La vocación cristiana es un llamado a la santidad

En Schoenstatt este llamado se vive como santidad cotidiana (o de trabajo), lo que significa la integración de la fe de uno con cada aspecto de la vida cotidiana. El P. Kentenich lo contrastó con la “santidad dominical” de los cristianos que van a la iglesia los domingos pero no permiten que su fe permee el resto de sus vidas.

La santidad de la vida diaria tiene muchas facetas. Puede describirse como “cumplir los deberes ordinarios de manera extraordinaria (ordinaria extraordinarie)” o como “cumplir los deberes del propio estado de vida de la manera más perfecta posible por un amor total a Dios”. El P. Kentenich desarrolló su definición más completa en 1932:

“La santidad cotidiana se define como la armonía querida por Dios y cargada de afecto entre la vinculación a Dios, a las personas, a las cosas y al trabajo en todas las circunstancias de la vida”


La santidad cotidiana está atenta, por tanto, a no descuidar a Dios por el mundo, ni a la familia por el apostolado, ni al prójimo por el trabajo, ni a los deberes de la vida por Dios. El ideal del “santo de la vida diaria” es encontrar el equilibrio adecuado entre lo natural, lo racional y lo sobrenatural del individuo y de la comunidad, de modo que la vida espiritual se fortalezca con una buena salud, las facultades físicas se incrementen con un pensamiento claro y la resolución de la mente y la voluntad se templen con el respeto a las emociones.

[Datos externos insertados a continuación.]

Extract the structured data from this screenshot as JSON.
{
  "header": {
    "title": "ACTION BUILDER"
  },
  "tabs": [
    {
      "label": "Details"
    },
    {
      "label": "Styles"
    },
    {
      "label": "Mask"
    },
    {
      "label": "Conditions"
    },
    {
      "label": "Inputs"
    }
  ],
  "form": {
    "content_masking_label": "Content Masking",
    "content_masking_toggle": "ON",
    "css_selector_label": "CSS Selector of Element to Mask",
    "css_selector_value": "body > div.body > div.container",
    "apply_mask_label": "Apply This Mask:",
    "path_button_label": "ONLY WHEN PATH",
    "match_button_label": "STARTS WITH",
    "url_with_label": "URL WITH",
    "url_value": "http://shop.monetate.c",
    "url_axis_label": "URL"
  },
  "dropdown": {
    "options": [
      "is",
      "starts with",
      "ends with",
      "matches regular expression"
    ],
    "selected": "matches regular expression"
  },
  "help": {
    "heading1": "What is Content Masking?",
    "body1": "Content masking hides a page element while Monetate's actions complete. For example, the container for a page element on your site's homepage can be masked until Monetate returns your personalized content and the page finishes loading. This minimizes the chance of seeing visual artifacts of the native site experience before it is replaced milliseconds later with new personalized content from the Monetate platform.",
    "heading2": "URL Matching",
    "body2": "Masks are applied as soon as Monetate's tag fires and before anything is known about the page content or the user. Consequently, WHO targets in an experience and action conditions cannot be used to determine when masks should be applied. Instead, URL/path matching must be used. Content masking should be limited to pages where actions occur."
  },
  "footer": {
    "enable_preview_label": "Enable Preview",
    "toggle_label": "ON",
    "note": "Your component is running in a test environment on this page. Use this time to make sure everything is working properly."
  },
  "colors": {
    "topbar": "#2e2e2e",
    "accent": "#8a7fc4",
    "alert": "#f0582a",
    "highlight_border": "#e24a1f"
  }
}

La santidad de la vida diaria también busca integrar el trabajo, la oración y el sufrimiento. En este contexto, Schoenstatt entiende el trabajo como la participación del hombre en la actividad creadora de Dios, la oración como diálogo de amor con Dios y el sufrimiento como parte crucial de la vocación cristiana.

Para las referencias relativas a la enseñanza de la Iglesia sobre el trabajo, véase Gaudium et spes 33-34; CIC 1533, 2013 (vocación a la santidad) y 2427 (dignidad del trabajo).

Gaudium et spes: Constitución pastoral sobre la Iglesia en el mundo actual: Concilio Vaticano II, promulgada por el Papa Pablo VI el 7 de diciembre de 1965.